Sprinkler System & Core Aeration

Sprinkler System & Core Aeration Core aeration or aerating a lawn is driving stakes or tines deep into the soil and pulling out a core or plug of earth along with the grass. Coring the lawn typically brings up a plug of grass that is ¼ to ¾ inch in diameter and 3 inches deep.  People aerate or have their lawns aerated in order to break up packed soil, which allows roots to grow better and when the root system grows better, it is able to receive the water, air and nutrients it needs to maintain a lush, healthy lawn.

Countless number of lawn care companies use high powered aeration equipment in order to generate rotating tines that plunge deep into the soil, the hole spacing may be a little closer than other aeration systems.

A lawn care company needs to know about a homeowner’s underground sprinkler system before they begin aeration of the lawn. These lawns require special attention and the homeowner is always responsible for marking all the sprinkler heads for the lawn care company.  This could be done by purchasing several of those small ‘marking flags’ and place them next to each sprinkler head that is buried in the ground, or a homeowner could use a bright color spray paint to mark where the sprinkler heads are located.  When a lawn care company knows where the sprinkler heads are located, then they can avoid damaging them with the powerful aeration machines.

Depending on what area of the country a homeowner lives in, there are laws that govern the depth a sprinkler system must be installed. The depth, typically in the 6 to 9 inch range, is well below what many of the aeration machines plunge into the ground and pull out. What is worrisome to the lawn care contractors are the sprinkler heads where the water comes out, not the piping where the water runs through. Although, it would be worth a call to the contractor who installed the irrigation and sprinkler system to find out if there are any areas of the lawn in which they had to lay the piping a little less shallower than normal in order to avoid these areas with the aeration machine. Hopefully, these areas will not be plentiful.
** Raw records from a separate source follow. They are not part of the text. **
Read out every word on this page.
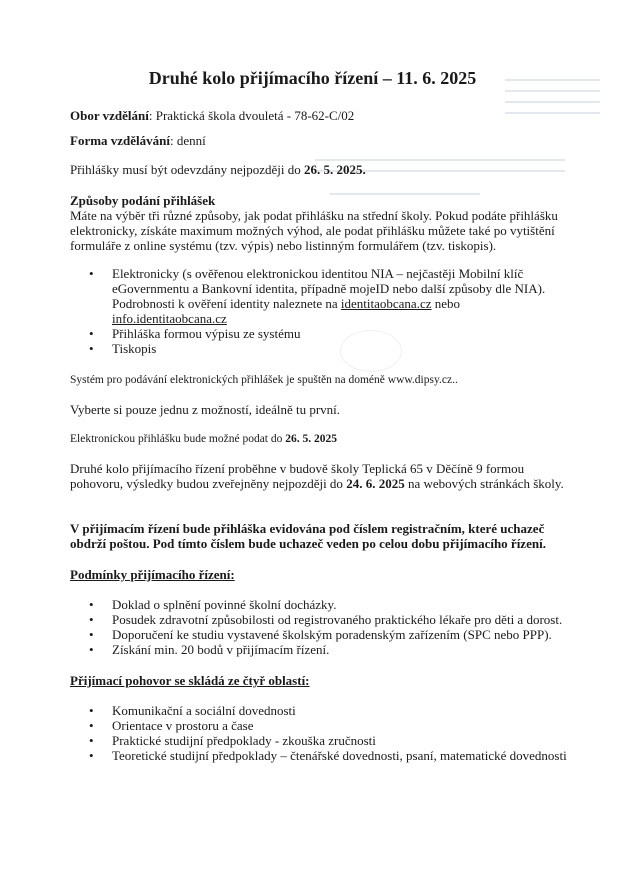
Druhé kolo přijímacího řízení – 11. 6. 2025
Obor vzdělání: Praktická škola dvouletá - 78-62-C/02
Forma vzdělávání: denní
Přihlášky musí být odevzdány nejpozději do 26. 5. 2025.
Způsoby podání přihlášek
Máte na výběr tři různé způsoby, jak podat přihlášku na střední školy. Pokud podáte přihlášku elektronicky, získáte maximum možných výhod, ale podat přihlášku můžete také po vytištění formuláře z online systému (tzv. výpis) nebo listinným formulářem (tzv. tiskopis).
• Elektronicky (s ověřenou elektronickou identitou NIA – nejčastěji Mobilní klíč eGovernmentu a Bankovní identita, případně mojeID nebo další způsoby dle NIA). Podrobnosti k ověření identity naleznete na identitaobcana.cz nebo info.identitaobcana.cz
• Přihláška formou výpisu ze systému
• Tiskopis
Systém pro podávání elektronických přihlášek je spuštěn na doméně www.dipsy.cz..
Vyberte si pouze jednu z možností, ideálně tu první.
Elektronickou přihlášku bude možné podat do 26. 5. 2025
Druhé kolo přijímacího řízení proběhne v budově školy Teplická 65 v Děčíně 9 formou pohovoru, výsledky budou zveřejněny nejpozději do 24. 6. 2025 na webových stránkách školy.
V přijímacím řízení bude přihláška evidována pod číslem registračním, které uchazeč obdrží poštou. Pod tímto číslem bude uchazeč veden po celou dobu přijímacího řízení.
Podmínky přijímacího řízení:
• Doklad o splnění povinné školní docházky.
• Posudek zdravotní způsobilosti od registrovaného praktického lékaře pro děti a dorost.
• Doporučení ke studiu vystavené školským poradenským zařízením (SPC nebo PPP).
• Získání min. 20 bodů v přijímacím řízení.
Přijímací pohovor se skládá ze čtyř oblastí:
• Komunikační a sociální dovednosti
• Orientace v prostoru a čase
• Praktické studijní předpoklady - zkouška zručnosti
• Teoretické studijní předpoklady – čtenářské dovednosti, psaní, matematické dovednosti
One solution to aerating around the sprinkler heads and sallow areas where pipes are lying would be to use the stabbing method of aerating. This entails using a blade of some sort and latterly stabbing around the sprinkler head in order to cut into the lawn for ventilation; it is the same principle as the coring; only no earth is removed and it’s less deep than the aerating machines go.

Besides larger homes, hotels, commercial property, hospitals, office buildings of various sizes, parking structures, mall areas, stand alone shops and restaurants might all have sprinkler systems that need to be tagged or marked before aeration can begin. Many of these companies and businesses have maintenance people who could mark the sprinkler system for the lawn care company.